Orcinus meyeri is an extinct species of Orcinus (killer whales) found in Early Miocene deposits of southern Germany, known from two jaw fragments and 18 isolated teeth. It was originally described as Delphinus acutidens in 1859, but it was reclassified in 1873. Its validity is disputed, and it may be synonymous with the ancient sperm whale Physeterula dubusi. It was found in the Alpine town of Stockach in the Molasse basin, which was a coastal area with strong tidal currents.

==Taxonomy==
The remains of Orcinus meyeri was first described in 1859 by German paleontologist Christian Erich Hermann von Meyer as an ancient common dolphin, Delphinus acutidens, based on two jaw fragments and some isolated teeth found near the south German town of Stockach. He also suggested the names Delphinus (Beluga) acutidens and D. (Orcopsis) acutidens. The species name acutidens derives from Latin acutus "sharp" and dens "teeth". In 1873, German naturalist Johann Friedrich von Brandt gave it the species name meyeri, citing "acutidens" as being inaccurate given the apparent bluntness of the teeth, and placed it into the same genus as the killer whale (Orcinus orca), which at the time was Orca, given the similarity of the teeth, reclassifying the whale as Orca meyeri. The remains were then kept in the Stuttgart Museum of Natural History. In 1898, Swiss marine biologist Théophile Rudolphe Studer said O. meyeri was a subjective synonym of Delphinus acutidens, and there is room for debate on the question of the former's validity. In 1904, French zoologist Édouard Louis Trouessart replaced Orca with Orcinus and described the whale as Orcinus meyeri. In 1905, Austrian paleobiologist Othenio Abel considered D. acutidens to be synonymous with the sperm whale Physeterula dubusi. However, he was unsure if O. meyeri was also a synonym.

==Description==
The largest of the jaw fragments measured 26.2 cm in length and 8 cm in height. 18 isolated teeth were found, ranging in size from 5–6 cm in height and 1.8–2 cm in width at the base. In comparison, the modern killer whale has teeth about 10–13 cm in height and 2.5 cm in diameter. The animal in life would probably have had 48 conical teeth in total, in comparison to the modern killer whale (O. orca) which has 40 to 56. The teeth of O. meyeri are distinct from the modern killer whale by having two vertical grooves originating at the tip.

==Paleoecology==
The Orcinus lineage, like many other predatory marine lineages, may have fished up the food chain and progressively evolved to eat bigger and bigger food items, with Pliocene killer whales able to hunt large fish, and the modern killer whale able to hunt large whales.
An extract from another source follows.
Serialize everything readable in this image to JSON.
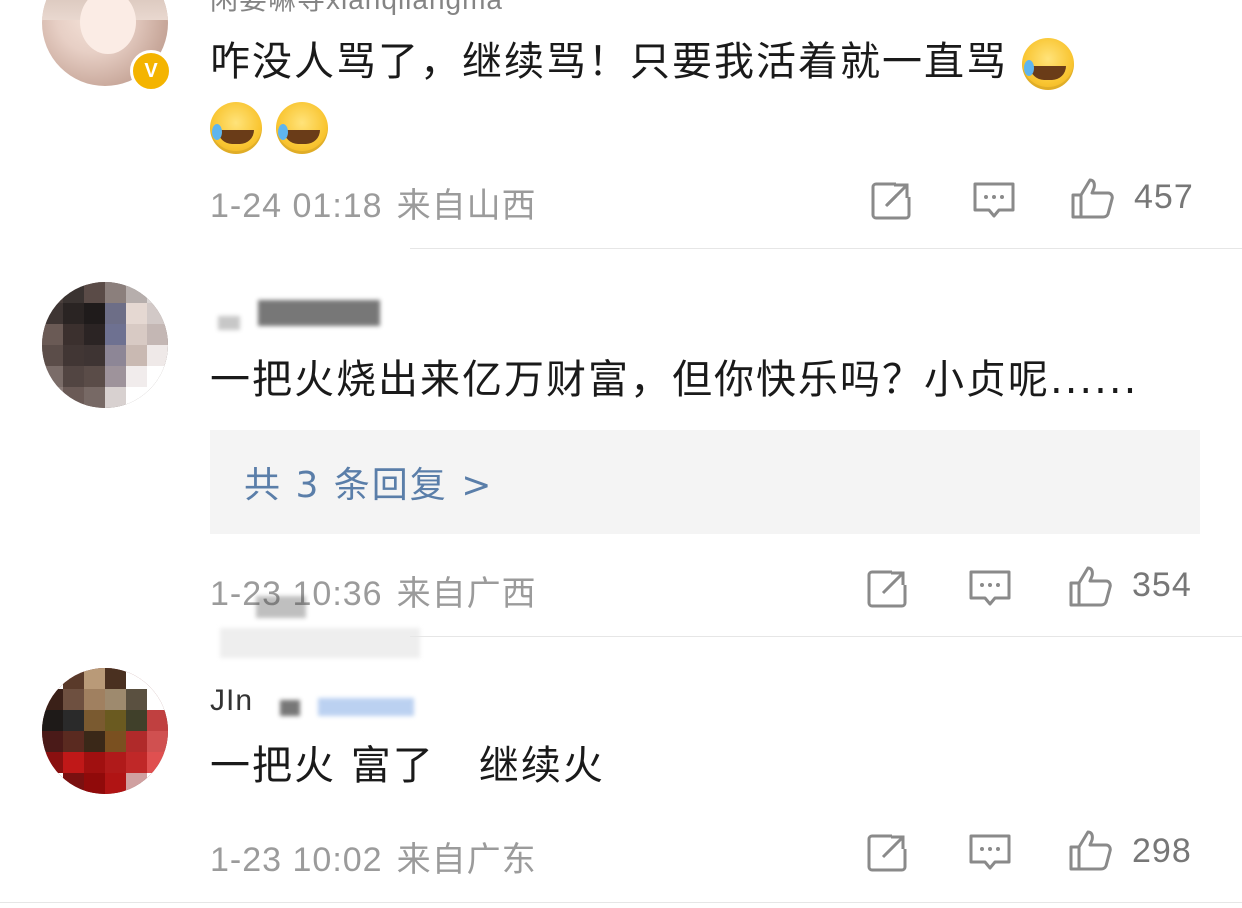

Stockach is situated in the Molasse basin, which dates to the Early Miocene, and was submerged in the Western Paratethys Sea. The basin represents coastal waters and strong tidal currents, with an average depth of less than 50 m. Central Europe, at this time, probably represented an upwelling area along a continental shelf, which attracted a variety of sea life, including swarming fish. Land was probably dominated by nearshore swamps which emptied into the sea, and the area featured ancient beavers, hedgehogs, several river turtle species, and various other semi-aquatic creatures. The sea progressively moved southwards, and the connection to the ocean closed about 17 million years ago (mya), turning the area into a system of brackish and freshwater lakes.